De lá, saímos para a casa da Zoraide, que mora na Barra, bem de frente para o mar. Também desta vez, Gabriel seguiu feliz. Zoraide é irmã do falecido deputado estadual Paulo Jackson que, por quatro legislaturas, foi considerado o melhor parlamentar a Assembléia baiana. Sua irmã Zildi teve uma doença degenertativa na infância e vive sobre uma caminha há mias de 50 anos. Adora ver Gabriel, abrindo um sorriso e balbuciando algumas palavras. Gabriel, por sua vez, também gosta dela e fica pulando em volta, de vez em quando dando-lhe um beijo. Mas ficou arrumando desculpas para me pôr para fora da casa. Talvez tenha concluído que eu o chamaria para sair e, querendo ficar por lá mesmo, ficou com mais pedidos que mulher grávida, como comparou um amigo. Primeiro, pediu pão com manteiga:

-"Miro! Quero pão com manteiga!" - Mariene riu e brincou:

-"Só se seu pai for comprar na Perini!"

-"Perini!" - ele respondeu. Lá fui eu à delicatessen. Voltei com o pão e o jornal, para ver a reportagem sobre o Fórum Permanente de Defesa do Sâo Francisco, de que Mariene e Zoraide fazem parte. E Gabriel, depois de comer, inventou mais uma:

-"Sorvete! Sorveteria Capri! Napolitano!"

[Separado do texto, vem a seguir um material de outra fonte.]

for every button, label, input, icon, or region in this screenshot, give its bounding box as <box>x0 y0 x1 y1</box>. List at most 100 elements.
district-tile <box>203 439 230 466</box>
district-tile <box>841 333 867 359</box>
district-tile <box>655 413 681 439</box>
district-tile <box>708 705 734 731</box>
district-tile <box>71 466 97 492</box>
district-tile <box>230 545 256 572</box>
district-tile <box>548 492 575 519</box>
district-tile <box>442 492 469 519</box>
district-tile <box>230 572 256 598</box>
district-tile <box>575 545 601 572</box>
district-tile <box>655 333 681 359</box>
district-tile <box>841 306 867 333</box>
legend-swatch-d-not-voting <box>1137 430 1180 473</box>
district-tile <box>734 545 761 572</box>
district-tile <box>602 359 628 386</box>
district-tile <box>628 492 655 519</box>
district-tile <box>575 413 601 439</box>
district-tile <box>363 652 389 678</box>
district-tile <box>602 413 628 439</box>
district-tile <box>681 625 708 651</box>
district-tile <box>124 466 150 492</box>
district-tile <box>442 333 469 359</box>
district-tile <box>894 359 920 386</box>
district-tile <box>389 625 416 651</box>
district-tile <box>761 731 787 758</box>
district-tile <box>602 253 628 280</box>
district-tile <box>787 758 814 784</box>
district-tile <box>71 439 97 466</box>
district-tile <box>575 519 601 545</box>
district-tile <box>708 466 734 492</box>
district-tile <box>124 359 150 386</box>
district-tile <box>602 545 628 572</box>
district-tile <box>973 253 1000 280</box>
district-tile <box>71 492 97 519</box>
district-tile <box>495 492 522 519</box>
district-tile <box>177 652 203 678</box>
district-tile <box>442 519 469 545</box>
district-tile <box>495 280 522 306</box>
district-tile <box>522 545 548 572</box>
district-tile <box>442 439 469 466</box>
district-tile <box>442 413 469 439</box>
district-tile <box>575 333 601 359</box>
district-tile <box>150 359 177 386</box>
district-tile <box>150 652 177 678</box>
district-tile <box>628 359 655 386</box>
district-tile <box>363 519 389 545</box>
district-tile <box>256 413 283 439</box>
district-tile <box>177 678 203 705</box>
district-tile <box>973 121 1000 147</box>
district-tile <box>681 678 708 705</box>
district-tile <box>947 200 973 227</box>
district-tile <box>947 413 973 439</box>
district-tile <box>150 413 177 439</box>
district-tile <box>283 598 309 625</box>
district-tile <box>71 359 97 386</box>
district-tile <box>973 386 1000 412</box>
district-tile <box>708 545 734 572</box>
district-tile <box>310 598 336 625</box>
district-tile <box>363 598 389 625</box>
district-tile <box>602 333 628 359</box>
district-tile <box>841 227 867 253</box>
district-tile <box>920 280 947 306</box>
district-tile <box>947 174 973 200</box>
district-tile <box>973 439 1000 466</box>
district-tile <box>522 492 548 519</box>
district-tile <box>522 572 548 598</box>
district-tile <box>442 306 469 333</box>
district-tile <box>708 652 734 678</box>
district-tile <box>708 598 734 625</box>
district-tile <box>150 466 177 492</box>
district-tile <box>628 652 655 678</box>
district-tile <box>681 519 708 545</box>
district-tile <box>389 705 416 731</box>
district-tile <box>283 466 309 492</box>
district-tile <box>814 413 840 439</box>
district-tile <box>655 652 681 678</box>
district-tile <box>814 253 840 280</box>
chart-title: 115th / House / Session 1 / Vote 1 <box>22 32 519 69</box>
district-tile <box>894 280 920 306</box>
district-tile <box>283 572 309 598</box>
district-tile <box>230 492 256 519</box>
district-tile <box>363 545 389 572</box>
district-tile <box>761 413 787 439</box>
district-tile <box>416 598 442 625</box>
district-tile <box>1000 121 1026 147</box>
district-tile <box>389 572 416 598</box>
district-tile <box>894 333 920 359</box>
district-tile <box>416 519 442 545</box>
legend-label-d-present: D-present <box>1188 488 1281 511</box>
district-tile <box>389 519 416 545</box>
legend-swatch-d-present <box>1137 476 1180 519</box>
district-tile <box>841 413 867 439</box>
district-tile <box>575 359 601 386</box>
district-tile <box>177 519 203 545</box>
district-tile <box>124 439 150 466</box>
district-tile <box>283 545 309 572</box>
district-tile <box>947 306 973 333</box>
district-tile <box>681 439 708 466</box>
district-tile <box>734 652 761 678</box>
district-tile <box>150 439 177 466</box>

Pronto! Mais uma! Fui comprar o sorvete. Reclamei do preço, mas fazer o quê? Sorveteria em região de turista! Gabriel comeu o sorvete e, ates que pedisse outra coisa, nos preparamos para sair. Zoraide e Mario, foi buscar sua sobrinha Marília. Nós fomos direto a Lauro de Freitas.

Na praça da Matriz de Santo Antonio de Ipitanga, Gabriel tirou as sandálias e se pôs a correr. Mariene foi procurar os companheiros enquanto eu ficava com ele. DAqui a pouco, reencontramos Zoraide, desta vez com a sobrinha Marília. Idalina, sua irmã, estava às voltas com a organização do comício. Artur Moreira Lima ainda não tinha chegado.

Quando Gabriel viu o trailer do pianista, achou-o parecido com um vagão do metrô e passou a pedir:

-"Metrô! Quero metrô!" - queria subir no palco. E para controlá-lo? E o medo de que se pussesse a gritar? Começou o recital. Sentei no chão e consegui que Gabriel se sentasse no meu colo. Mariene foi conversar com Sobral, assessor de Moema na Assembléia Legislativa. Foi a solução: como o trio elétrico estava vazio, acabamos, Gabriel e eu, assistindo o recital de lá de cima.

Sentia um frio na barriga, cada vez que ele se aproximava da borda do trio, que deve ter cerca de 4 metros de altura; felizmente, nada aconteceu de grave. Acabado o recital, Artur Moreira Lima fez um apaixonado discurso, pedindo apoio dos presentes à eleição de Moema e dos candidatos do partido, lembrando que não se mudam 500 anos de História em apenas dois, e explicando o porquê ele só faz apresentações para o PT - gratuitas. Uma forma bem diferente de fazer comício, sem dúvida. (Mas, claro, depois dos discursos haveria uma apresentação de Arrocha).

Ainda levamos Gabriel para brincar numa árvore, um grande flamboyant ao lado da igreja, enquanto no trio se fazia a apresentação oficial do site de Moema, a Menina de Vermelho.

Na saída, tentamos sapear a saída de Artur Moreira Lima, mas Gabriel ficou um pouco irritado, querendo voltar para o carro. Zoraide ficou à porta do trailer, para conversar com o pianista sobre o Rio São Francisco. É que ele levou, no ano passado, seu projeto Um piano pela estrada a todas as cidades ao longo do Velho Chico.